Mariya Omelianovych

Personal information
- Born: 21 September 1960 (age 65) Chernivtsi, Ukrainian SSR, Soviet Union
- Height: 189 cm (6 ft 2 in)
- Weight: 80 kg (176 lb)
- Spouse: Viktor Omelyanovich

Sport
- Sport: Rowing

Medal record
Women's rowing
Representing the Soviet Union
World Rowing Championships
| Silver medal – second place | 1989 Bled | Quad scull |
| Silver medal – second place | 1990 Tasmania | Quad scull |
| Silver medal – second place | 1991 Vienna | Quad scull |

= Mariya Omelianovych =

Ukrainian rower (born 1960)

Mariya Omelianovych ( Danilyuk, born 21 September 1960) is a Ukrainian rower who represented the Soviet Union.

==Career==
She had qualified for the 1984 Summer Olympics but did not go due to the boycott led by the Soviet Union.
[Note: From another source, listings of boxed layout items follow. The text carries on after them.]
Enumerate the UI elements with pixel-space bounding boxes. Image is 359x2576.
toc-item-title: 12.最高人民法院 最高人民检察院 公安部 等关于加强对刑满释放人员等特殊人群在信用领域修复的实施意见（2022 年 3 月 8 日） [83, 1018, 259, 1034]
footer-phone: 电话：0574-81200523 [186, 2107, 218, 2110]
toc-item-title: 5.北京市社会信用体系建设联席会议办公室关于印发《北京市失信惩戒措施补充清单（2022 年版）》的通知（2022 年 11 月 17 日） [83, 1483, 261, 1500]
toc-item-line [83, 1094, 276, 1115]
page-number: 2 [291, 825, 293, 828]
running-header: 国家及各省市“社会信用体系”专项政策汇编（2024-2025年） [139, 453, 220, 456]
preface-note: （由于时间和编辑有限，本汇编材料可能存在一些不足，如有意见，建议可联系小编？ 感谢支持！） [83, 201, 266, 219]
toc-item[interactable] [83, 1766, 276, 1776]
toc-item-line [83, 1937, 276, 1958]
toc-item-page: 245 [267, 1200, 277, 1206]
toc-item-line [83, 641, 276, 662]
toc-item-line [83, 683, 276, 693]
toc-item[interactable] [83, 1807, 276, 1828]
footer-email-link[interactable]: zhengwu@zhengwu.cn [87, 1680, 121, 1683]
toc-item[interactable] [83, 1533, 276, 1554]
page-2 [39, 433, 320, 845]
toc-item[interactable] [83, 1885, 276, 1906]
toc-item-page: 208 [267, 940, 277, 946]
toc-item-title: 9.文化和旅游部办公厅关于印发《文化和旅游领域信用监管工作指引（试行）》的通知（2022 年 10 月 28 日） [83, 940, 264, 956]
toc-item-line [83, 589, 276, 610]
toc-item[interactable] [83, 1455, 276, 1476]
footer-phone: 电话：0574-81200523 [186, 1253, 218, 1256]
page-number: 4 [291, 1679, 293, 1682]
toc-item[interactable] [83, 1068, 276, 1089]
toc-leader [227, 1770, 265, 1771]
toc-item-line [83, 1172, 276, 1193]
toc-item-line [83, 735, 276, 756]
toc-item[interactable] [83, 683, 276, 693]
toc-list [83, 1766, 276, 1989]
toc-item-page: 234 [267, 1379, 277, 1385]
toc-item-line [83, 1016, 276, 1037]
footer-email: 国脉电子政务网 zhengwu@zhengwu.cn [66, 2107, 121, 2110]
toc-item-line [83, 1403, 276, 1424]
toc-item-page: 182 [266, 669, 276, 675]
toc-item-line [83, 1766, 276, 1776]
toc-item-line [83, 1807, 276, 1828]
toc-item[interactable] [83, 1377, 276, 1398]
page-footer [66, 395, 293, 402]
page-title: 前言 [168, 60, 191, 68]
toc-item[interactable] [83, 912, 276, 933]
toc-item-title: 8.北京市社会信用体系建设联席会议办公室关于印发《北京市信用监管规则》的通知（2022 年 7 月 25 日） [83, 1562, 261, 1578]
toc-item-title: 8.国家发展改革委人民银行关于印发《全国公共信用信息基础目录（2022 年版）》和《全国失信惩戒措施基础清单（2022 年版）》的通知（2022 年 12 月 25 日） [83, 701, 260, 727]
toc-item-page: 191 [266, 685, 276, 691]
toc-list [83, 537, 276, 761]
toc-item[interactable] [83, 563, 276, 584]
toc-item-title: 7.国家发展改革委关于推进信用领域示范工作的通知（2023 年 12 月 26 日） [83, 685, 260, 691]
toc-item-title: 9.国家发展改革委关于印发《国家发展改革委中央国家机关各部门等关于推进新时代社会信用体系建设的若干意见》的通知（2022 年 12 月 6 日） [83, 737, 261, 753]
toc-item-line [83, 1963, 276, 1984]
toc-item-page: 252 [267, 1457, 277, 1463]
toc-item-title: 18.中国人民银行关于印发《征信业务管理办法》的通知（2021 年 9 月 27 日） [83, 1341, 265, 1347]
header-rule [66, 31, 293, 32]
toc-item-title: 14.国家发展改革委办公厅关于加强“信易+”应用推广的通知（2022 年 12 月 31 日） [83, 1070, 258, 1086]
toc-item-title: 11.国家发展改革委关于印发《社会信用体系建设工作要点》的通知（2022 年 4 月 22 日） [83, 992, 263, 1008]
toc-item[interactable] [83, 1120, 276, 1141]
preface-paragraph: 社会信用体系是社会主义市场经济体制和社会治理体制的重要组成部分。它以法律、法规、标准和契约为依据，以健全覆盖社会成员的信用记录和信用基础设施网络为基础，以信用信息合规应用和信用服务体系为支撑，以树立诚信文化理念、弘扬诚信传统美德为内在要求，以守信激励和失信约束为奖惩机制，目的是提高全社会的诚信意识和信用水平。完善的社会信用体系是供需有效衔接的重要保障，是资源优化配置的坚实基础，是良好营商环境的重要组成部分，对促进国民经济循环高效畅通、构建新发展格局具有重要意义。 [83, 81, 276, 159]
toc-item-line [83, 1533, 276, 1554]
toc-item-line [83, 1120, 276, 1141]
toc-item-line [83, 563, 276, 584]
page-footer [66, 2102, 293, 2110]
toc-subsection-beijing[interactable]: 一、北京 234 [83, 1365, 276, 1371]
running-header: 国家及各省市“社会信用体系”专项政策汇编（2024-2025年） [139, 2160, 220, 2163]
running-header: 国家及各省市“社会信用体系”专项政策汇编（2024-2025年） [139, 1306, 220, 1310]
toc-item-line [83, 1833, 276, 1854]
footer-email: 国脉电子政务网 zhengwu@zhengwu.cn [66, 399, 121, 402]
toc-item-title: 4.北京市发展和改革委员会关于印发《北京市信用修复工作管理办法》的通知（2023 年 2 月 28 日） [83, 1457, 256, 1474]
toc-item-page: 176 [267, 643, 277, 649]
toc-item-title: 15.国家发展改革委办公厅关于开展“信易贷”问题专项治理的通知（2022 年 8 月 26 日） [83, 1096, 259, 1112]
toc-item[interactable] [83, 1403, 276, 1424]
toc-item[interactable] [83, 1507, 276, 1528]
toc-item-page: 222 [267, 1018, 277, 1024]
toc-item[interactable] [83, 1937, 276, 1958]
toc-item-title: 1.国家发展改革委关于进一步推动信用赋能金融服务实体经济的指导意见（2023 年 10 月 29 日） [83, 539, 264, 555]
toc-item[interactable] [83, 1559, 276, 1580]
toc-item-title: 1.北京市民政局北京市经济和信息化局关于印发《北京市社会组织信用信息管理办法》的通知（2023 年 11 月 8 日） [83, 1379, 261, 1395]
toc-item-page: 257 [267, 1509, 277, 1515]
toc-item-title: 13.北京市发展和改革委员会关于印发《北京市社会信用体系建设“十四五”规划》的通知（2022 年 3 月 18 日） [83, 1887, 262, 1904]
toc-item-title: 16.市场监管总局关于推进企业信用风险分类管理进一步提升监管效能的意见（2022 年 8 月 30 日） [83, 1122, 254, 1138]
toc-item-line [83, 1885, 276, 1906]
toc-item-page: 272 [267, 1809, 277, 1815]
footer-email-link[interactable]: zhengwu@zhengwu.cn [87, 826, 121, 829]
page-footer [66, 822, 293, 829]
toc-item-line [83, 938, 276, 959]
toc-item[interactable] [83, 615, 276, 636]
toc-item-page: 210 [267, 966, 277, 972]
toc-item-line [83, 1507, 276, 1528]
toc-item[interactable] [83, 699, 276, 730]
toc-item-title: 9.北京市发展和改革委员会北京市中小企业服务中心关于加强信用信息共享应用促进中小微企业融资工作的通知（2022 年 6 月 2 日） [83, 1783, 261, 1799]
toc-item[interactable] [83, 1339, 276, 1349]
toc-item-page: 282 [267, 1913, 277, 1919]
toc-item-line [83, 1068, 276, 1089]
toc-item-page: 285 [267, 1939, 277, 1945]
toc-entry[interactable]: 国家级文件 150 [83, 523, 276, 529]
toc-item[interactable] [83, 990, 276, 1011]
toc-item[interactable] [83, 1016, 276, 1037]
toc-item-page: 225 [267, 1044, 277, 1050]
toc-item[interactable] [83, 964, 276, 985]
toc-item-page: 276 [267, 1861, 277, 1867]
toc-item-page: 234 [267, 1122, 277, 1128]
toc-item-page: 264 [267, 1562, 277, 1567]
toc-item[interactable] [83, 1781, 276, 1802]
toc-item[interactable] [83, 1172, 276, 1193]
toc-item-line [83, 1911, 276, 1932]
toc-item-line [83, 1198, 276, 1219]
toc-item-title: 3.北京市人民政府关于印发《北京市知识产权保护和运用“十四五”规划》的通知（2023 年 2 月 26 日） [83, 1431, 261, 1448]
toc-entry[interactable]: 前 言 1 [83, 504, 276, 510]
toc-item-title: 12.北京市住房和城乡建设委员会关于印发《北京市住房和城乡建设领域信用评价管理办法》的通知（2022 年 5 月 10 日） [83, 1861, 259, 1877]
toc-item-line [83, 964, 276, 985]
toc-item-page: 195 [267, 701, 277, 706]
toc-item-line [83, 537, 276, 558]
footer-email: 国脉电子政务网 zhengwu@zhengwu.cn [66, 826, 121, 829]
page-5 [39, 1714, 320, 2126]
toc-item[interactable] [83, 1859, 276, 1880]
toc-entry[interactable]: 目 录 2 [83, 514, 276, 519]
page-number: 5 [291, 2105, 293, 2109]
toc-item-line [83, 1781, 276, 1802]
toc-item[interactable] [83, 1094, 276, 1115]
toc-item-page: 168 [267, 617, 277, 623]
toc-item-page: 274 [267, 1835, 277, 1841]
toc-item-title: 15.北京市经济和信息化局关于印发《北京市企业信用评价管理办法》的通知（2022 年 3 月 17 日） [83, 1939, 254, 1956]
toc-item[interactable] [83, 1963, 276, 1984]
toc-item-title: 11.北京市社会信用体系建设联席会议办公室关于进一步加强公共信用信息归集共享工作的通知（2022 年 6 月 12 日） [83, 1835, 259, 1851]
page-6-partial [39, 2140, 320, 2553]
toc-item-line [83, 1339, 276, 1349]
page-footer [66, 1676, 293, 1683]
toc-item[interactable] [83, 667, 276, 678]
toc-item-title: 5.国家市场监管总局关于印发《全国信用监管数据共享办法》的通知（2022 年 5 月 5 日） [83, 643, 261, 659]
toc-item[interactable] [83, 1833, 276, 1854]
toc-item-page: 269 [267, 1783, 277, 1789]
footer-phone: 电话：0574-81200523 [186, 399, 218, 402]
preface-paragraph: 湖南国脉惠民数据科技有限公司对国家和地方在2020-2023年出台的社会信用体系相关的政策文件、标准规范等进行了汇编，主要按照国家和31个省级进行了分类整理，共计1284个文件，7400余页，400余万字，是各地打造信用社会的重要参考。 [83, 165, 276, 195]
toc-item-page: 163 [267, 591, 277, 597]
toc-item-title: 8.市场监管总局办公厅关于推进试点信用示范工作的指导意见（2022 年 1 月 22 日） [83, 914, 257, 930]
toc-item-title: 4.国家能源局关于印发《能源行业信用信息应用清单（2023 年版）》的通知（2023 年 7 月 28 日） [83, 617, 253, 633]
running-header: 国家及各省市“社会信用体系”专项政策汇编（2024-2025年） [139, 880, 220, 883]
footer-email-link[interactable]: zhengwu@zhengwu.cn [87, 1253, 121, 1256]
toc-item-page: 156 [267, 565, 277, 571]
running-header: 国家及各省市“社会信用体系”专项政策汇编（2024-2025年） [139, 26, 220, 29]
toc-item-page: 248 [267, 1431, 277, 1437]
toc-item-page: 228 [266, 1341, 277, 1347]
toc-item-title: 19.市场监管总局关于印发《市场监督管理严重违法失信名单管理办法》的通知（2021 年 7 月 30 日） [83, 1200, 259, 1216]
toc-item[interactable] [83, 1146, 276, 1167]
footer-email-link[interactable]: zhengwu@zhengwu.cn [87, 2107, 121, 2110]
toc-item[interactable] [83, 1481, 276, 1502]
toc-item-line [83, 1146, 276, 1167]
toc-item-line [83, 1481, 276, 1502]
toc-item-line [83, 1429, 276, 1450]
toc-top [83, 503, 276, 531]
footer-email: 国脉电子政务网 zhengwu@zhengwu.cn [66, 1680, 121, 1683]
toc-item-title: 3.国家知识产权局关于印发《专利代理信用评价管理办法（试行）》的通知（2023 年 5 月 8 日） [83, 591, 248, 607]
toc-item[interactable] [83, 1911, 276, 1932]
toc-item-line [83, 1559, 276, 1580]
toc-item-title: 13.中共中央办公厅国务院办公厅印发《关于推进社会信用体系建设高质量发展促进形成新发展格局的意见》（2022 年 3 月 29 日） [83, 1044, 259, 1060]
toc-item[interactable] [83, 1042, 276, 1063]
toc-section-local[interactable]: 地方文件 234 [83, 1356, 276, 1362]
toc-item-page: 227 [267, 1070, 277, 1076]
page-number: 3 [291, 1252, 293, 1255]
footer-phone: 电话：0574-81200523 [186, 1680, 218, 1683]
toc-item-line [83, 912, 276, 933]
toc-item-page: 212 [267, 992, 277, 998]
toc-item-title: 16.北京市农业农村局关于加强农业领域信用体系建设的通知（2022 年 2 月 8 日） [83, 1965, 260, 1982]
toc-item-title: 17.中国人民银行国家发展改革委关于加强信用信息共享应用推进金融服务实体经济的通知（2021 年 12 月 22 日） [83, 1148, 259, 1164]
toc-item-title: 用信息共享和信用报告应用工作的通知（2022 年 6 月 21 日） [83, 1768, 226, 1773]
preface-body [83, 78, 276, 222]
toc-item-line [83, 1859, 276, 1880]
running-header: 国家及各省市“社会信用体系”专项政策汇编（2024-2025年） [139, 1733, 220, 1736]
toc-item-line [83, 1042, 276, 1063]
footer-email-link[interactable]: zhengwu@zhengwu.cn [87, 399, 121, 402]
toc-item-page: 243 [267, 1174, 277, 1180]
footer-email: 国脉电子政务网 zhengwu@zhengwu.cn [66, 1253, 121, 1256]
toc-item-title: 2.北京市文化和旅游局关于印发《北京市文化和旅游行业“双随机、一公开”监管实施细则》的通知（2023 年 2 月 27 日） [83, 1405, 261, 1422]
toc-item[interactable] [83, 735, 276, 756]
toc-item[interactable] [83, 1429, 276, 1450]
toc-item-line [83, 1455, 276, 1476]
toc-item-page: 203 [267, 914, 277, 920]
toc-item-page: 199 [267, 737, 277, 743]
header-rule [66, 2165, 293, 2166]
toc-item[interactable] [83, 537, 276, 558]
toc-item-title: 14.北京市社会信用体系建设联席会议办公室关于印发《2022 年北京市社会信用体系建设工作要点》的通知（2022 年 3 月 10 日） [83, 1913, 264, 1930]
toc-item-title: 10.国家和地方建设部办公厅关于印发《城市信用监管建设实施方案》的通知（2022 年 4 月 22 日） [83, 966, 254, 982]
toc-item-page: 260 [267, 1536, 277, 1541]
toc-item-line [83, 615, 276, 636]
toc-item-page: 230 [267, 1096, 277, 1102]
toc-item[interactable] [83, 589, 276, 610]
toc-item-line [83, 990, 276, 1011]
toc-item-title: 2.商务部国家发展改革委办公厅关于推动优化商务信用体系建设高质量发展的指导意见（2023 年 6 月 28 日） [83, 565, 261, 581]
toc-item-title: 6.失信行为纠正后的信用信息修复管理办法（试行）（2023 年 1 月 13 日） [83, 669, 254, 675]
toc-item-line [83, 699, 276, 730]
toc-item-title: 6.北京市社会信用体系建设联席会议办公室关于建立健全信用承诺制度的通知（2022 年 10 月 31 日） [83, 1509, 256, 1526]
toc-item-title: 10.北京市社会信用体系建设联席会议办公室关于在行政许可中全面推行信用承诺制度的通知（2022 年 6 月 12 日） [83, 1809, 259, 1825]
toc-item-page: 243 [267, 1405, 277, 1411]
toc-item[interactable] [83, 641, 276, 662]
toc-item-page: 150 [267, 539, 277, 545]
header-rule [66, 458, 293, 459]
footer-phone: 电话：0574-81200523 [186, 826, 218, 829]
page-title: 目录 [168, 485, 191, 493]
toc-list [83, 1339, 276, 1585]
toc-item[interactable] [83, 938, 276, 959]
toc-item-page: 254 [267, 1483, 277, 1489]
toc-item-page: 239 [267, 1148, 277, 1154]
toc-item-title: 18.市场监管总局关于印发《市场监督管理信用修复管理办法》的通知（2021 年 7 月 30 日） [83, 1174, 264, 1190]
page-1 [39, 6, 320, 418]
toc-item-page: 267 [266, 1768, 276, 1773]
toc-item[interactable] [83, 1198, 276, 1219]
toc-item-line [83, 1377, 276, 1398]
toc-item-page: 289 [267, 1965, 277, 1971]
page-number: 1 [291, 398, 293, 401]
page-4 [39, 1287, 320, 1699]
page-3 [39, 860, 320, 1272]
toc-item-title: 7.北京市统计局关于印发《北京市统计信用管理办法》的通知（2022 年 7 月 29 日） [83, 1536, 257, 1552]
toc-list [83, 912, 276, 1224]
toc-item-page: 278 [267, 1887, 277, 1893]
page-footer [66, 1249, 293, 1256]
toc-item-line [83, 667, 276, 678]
Instead, she competed at the Friendship Games, also dubbed the "alternative Olympics", and won first place in single scull. At the 1985 World Rowing Championships in Hazewinkel, Belgium, she came sixth in the single scull event.

She competed at the 1988 Summer Olympics in Seoul with the women's double sculls where they came fourth. At the 1989 World Rowing Championships in Bled, she won silver with the quad scull. In the same boat class but with different team compositions, she won two further silver medals in 1990 and 1991.